Generation mechanism and suppression method of landing error of two successively deposited metal droplets caused by coalescence and solidification

摘要

Accurate deposition of metal droplets is crucial to limit geometrical defects in metal droplet-based 3D printing. However, unpredictable movements of the droplets displaced from the original landing location due to surface tension-driven flow before it is hindered by solidification, named landing error, lead to broken traces, irregular waved surfaces, or collapsed structures. In the present work, the effect of solidification at the early-time coalescence of two deposited metal droplets on the landing error was revealed. High-speed images were presented to observe coalescence dynamics. A volume of fluid (VOF) based numerical model was developed to analyze the generation mechanism of the landing error.

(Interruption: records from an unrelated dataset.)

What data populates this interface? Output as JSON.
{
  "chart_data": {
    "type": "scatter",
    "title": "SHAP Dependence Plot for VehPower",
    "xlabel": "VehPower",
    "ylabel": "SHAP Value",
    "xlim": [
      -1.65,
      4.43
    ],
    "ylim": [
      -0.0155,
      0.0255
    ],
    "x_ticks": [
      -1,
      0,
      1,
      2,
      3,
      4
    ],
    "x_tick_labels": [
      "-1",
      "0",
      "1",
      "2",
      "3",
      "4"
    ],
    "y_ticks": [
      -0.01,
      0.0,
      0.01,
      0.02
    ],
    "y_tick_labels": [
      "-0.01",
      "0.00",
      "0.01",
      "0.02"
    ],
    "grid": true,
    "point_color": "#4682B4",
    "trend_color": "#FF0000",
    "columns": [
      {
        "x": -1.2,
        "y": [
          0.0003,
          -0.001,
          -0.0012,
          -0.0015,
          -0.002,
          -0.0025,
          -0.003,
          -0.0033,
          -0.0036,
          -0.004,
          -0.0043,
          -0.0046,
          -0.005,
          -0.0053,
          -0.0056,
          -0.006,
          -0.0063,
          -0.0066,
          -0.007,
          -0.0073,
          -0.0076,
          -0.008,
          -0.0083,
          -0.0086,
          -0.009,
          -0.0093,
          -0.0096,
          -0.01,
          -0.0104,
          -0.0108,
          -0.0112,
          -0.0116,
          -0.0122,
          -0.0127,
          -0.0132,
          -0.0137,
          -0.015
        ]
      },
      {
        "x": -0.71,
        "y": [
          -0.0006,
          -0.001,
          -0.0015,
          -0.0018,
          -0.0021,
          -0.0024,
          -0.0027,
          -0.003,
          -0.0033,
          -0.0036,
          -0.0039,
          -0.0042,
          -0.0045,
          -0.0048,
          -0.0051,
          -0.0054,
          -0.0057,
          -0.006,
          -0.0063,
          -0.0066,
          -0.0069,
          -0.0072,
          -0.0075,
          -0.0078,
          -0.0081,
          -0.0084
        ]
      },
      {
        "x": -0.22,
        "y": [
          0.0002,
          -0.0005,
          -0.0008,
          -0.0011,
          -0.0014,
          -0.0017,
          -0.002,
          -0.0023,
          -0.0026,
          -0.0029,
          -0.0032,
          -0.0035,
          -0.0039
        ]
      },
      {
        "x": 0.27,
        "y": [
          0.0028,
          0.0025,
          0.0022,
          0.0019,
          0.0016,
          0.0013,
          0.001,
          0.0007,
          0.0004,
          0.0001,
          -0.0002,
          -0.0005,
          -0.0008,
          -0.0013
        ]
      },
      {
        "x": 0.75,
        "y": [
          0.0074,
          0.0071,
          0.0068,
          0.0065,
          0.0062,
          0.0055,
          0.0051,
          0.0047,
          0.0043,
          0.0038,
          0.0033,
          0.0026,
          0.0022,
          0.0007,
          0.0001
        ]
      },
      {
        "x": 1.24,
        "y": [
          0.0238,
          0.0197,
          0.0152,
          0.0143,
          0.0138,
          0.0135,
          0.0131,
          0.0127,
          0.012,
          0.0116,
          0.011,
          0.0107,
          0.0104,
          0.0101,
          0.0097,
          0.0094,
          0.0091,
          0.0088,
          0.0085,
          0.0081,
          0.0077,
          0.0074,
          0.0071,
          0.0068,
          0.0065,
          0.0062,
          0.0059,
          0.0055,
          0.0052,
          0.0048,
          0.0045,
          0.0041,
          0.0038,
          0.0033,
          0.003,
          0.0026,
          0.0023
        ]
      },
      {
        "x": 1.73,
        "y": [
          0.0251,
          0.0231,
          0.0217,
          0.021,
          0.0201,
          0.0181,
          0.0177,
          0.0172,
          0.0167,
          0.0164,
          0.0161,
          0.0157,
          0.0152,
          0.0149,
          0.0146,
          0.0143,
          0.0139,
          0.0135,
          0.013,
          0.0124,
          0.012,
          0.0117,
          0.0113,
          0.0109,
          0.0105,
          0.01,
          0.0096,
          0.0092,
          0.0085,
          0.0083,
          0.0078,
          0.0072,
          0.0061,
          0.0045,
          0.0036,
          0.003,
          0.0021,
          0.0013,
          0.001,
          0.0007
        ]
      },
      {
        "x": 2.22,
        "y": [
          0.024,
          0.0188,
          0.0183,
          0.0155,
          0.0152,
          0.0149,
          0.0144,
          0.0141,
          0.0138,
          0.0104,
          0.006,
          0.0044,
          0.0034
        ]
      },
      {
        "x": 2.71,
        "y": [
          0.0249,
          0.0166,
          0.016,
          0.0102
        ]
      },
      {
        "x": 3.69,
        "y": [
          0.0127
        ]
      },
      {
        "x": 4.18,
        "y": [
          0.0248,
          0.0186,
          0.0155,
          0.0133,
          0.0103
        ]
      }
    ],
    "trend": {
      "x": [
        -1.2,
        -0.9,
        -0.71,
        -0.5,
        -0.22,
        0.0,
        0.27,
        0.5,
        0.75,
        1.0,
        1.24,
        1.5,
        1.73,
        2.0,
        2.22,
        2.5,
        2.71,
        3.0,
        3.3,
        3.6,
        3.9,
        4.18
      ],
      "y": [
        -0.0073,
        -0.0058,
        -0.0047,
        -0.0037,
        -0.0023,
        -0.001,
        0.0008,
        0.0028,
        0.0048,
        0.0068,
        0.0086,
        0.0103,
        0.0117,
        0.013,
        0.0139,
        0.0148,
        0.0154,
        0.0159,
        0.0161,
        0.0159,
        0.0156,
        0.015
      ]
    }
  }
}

An interesting phenomenon is observed that the second droplet absorbs more mass from the first droplet to form a bigger spherical crown with the increase of substrate temperature, resulting in the distinct final shapes. Inspired by this, a mass conservation model was proposed to predict the dependence of the landing error on substrate temperature. Metal droplets overlapping experiments were further conducted to verify the model and establish the relationship between the landing error and the substrate temperature. Predictions agreed well with experimental results. Finally, a strategy of increasing the thermal conductivity of the substrate to suppress the landing error at high substrate temperatures was proposed, which significantly expanded the processing window of the accurate deposition. This work can provide useful theoretical and experimental guidance for accurate printing of high-quality lines or patterns by utilizing metal droplets.